The National Conservation Foundation coordinated the event with help from the Ohio Federation of Soil and Water Conservation Districts and many other local sponsors and volunteers. Planning and preparation for the contest began two years ago and involved soil and water conservation districts from across Ohio, said Irene Moore, district administrator for the Soil and Water Conservation District. Jefferson water.
She estimated that more than 60 SWCD volunteers turned out to help out the week of the competition, in addition to the many who helped with preparation in advance.
Moore, who plans to retire this winter after a 35-year career, said she didn’t want to miss the opportunity to compete internationally after helping coordinate local and national envirothons for many years.
“I stayed for that,” she said, pointing to the students gathered for lunch on the opening day of this year’s competition.
This year, 40 teams representing states and provinces from the United States and Canada came together to compete. A total of approximately 25,000 students from the United States, Canada, and China participate in the National Conservation Foundation’s Envirothon program each year.
To make it to the International Envirothon, they must progress through local and regional competitions to be selected to represent their state or province. Students compete in teams of five members and are assessed on their knowledge in five categories: soils, aquatic ecology, wildlife, forestry and a current environmental issue.
For 2022, the current problem was “From waste to resources”. This year was the first in-person international competition since 2019. The event had to be canceled in 2020 due to COVID and last year the competition was held virtually.
Chinese teams have still not been able to participate this year due to COVID-related travel restrictions.
The International Envirothon begins with a day of training to familiarize participants with local environmental conditions. Then the teams are tested on their knowledge and they also prepare an oral presentation on a real-world conservation issue, Moore said. The team representing Massachusetts placed first in this year’s contest. Team Maryland placed second and Team Florida placed third. Smithfield Foods and other sponsors provided over $30,000 in scholarships to top teams.

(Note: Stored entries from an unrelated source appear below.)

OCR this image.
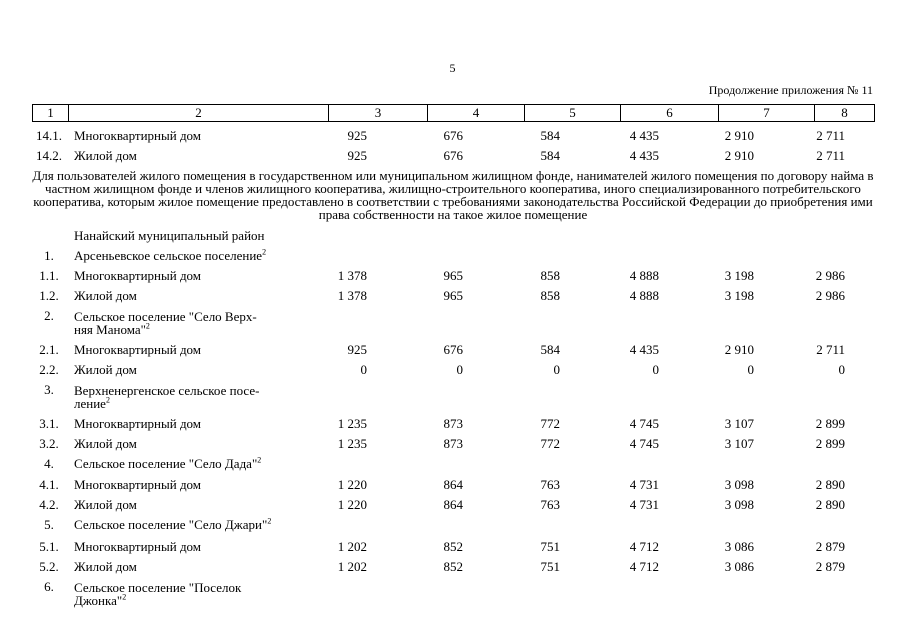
5
Продолжение приложения № 11
1	2	3	4	5	6	7	8
Для пользователей жилого помещения в государственном или муниципальном жилищном фонде, нанимателей жилого помещения по договору найма в частном жилищном фонде и членов жилищного кооператива, жилищно-строительного кооператива, иного специализированного потребительского кооператива, которым жилое помещение предоставлено в соответствии с требованиями законодательства Российской Федерации до приобретения ими права собственности на такое жилое помещение
14.1. Многоквартирный дом	925	676	584	4 435	2 910	2 711
14.2. Жилой дом	925	676	584	4 435	2 910	2 711
Нанайский муниципальный район
1.	Арсеньевское сельское поселение$^2$
1.1.	Многоквартирный дом	1 378	965	858	4 888	3 198	2 986
1.2.	Жилой дом	1 378	965	858	4 888	3 198	2 986
2.	Сельское поселение "Село Верх-
няя Манома"$^2$
2.1.	Многоквартирный дом	925	676	584	4 435	2 910	2 711
2.2.	Жилой дом	0	0	0	0	0	0
3.	Верхненергенское сельское посе-
ление$^2$
3.1.	Многоквартирный дом	1 235	873	772	4 745	3 107	2 899
3.2.	Жилой дом	1 235	873	772	4 745	3 107	2 899
4.	Сельское поселение "Село Дада"$^2$
4.1.	Многоквартирный дом	1 220	864	763	4 731	3 098	2 890
4.2.	Жилой дом	1 220	864	763	4 731	3 098	2 890
5.	Сельское поселение "Село Джари"$^2$
5.1.	Многоквартирный дом	1 202	852	751	4 712	3 086	2 879
5.2.	Жилой дом	1 202	852	751	4 712	3 086	2 879
6.	Сельское поселение "Поселок
Джонка"$^2$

The Envirothon training and competition gives high school students a chance to learn about environmental issues and conservation-related careers, said Keith Owen, director of education for the National Association of Conservation Districts. “It’s the start of a career pipeline,” he said.
The envirothon program is also a benefit for students who end up pursuing other careers because it teaches them about teamwork and helps them learn to look at different sides of a problem, Brooks said.

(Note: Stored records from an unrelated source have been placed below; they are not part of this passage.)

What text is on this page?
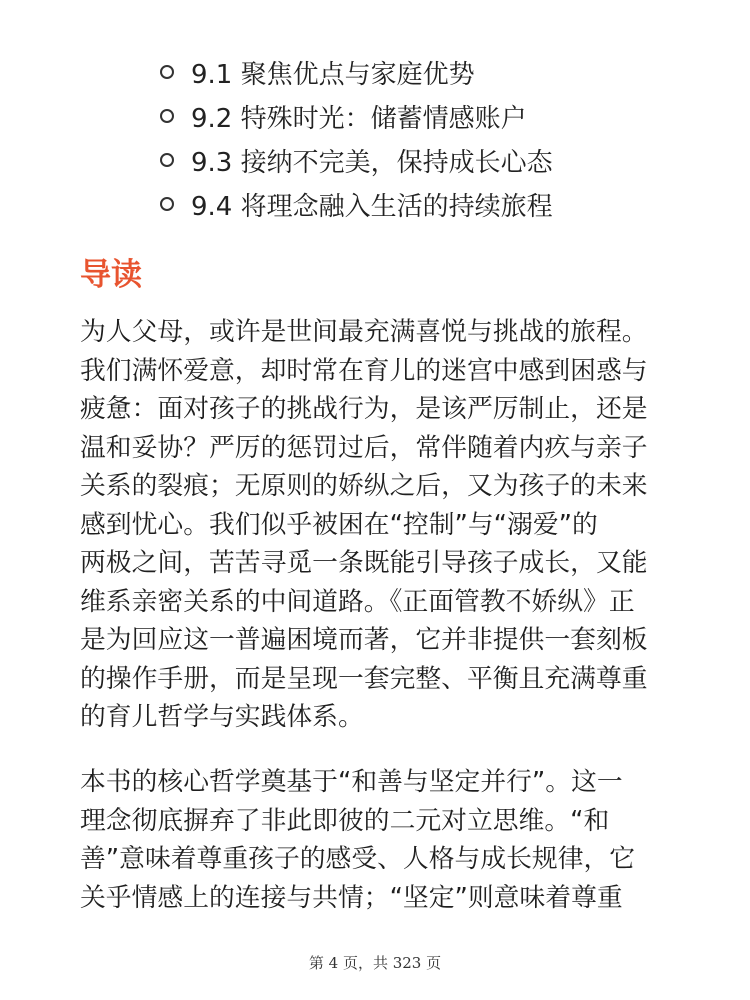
9.1 聚焦优点与家庭优势
9.2 特殊时光：储蓄情感账户
9.3 接纳不完美，保持成长心态
9.4 将理念融入生活的持续旅程
导读

为人父母，或许是世间最充满喜悦与挑战的旅程。
我们满怀爱意，却时常在育儿的迷宫中感到困惑与
疲惫：面对孩子的挑战行为，是该严厉制止，还是
温和妥协？严厉的惩罚过后，常伴随着内疚与亲子
关系的裂痕；无原则的娇纵之后，又为孩子的未来
感到忧心。我们似乎被困在“控制”与“溺爱”的
两极之间，苦苦寻觅一条既能引导孩子成长，又能
维系亲密关系的中间道路。《正面管教不娇纵》正
是为回应这一普遍困境而著，它并非提供一套刻板
的操作手册，而是呈现一套完整、平衡且充满尊重
的育儿哲学与实践体系。

本书的核心哲学奠基于“和善与坚定并行”。这一
理念彻底摒弃了非此即彼的二元对立思维。“和
善”意味着尊重孩子的感受、人格与成长规律，它
关乎情感上的连接与共情；“坚定”则意味着尊重

第 4 页，共 323 页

“We don’t teach them what to think. We teach them to think,” she said.
It’s also important to understand environmental issues, she said. “They are going to be voters.”

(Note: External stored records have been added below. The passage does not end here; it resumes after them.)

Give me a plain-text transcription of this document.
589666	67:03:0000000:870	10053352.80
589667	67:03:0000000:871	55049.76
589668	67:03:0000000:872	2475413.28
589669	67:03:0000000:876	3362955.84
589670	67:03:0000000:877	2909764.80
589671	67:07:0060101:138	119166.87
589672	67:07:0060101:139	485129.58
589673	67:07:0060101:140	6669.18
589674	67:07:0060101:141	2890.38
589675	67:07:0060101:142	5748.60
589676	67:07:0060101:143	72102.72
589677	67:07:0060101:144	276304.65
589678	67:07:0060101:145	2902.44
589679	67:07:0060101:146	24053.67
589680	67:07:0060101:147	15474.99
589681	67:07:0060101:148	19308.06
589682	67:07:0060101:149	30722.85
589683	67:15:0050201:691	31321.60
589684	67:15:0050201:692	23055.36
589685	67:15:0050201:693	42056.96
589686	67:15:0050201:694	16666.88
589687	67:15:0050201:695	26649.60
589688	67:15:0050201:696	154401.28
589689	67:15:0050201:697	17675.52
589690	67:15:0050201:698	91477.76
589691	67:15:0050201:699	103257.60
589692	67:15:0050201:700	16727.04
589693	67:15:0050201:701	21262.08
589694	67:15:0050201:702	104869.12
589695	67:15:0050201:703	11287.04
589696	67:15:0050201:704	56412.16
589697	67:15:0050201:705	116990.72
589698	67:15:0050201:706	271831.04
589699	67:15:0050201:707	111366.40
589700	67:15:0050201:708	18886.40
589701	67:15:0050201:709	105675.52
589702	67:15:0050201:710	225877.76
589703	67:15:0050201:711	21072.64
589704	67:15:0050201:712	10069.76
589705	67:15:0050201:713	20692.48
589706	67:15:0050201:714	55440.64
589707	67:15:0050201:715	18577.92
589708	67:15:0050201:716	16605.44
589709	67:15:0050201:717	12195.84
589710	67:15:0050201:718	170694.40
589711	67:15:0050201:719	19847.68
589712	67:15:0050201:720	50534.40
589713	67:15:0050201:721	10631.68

While attending the Envirothon is the start of a career path for some students, for others it’s a way to explore interests, Brooks said.
Tristen Hallett, a member of the team representing New Brunswick, Canada, is particularly interested in the forestry component of the competition.
“Botany is almost an obsession for me,” he said. He is considering careers related to forestry, but whatever he does, he wants to work outside.
Daphne Cannon, a 2022 graduate of Centerville High School in Ohio, said the environmental competition helped her settle into a top school. She is a member of the team representing Ohio internationally and will start at Ohio University later this year majoring in environmental science and sustainability. She particularly enjoys working with her envirothon teammates to find solutions to environmental issues.
“It’s super fun because it involves a lot of teamwork,” she said.
Savanna Prescott is also continuing her participation in the environmentthon in a university major. She is a 2022 graduate of Spartanburg High School and a member of the team representing South Carolina who will study environmental science in college. One of her high school teachers recruited her to be part of the school’s environmental team, but she didn’t realize how far she could go with the competition, he said. she declared.
Attending the Envirothon can also help students discover new interests. Chloe Greek is a sophomore at Hamilton High School in Montana and a member of the team representing her state.
She said she only got involved with her school’s environmental team because her older sister convinced her. At first she was reluctant to study soils, but then she realized how interesting they were and how much she loved the envirothon competition.
“I will definitely do it again,” she said.
More information about the National Conservation Foundation’s Envirothon program is available from local Soil and Water Conservation Districts or online at envirothon.org.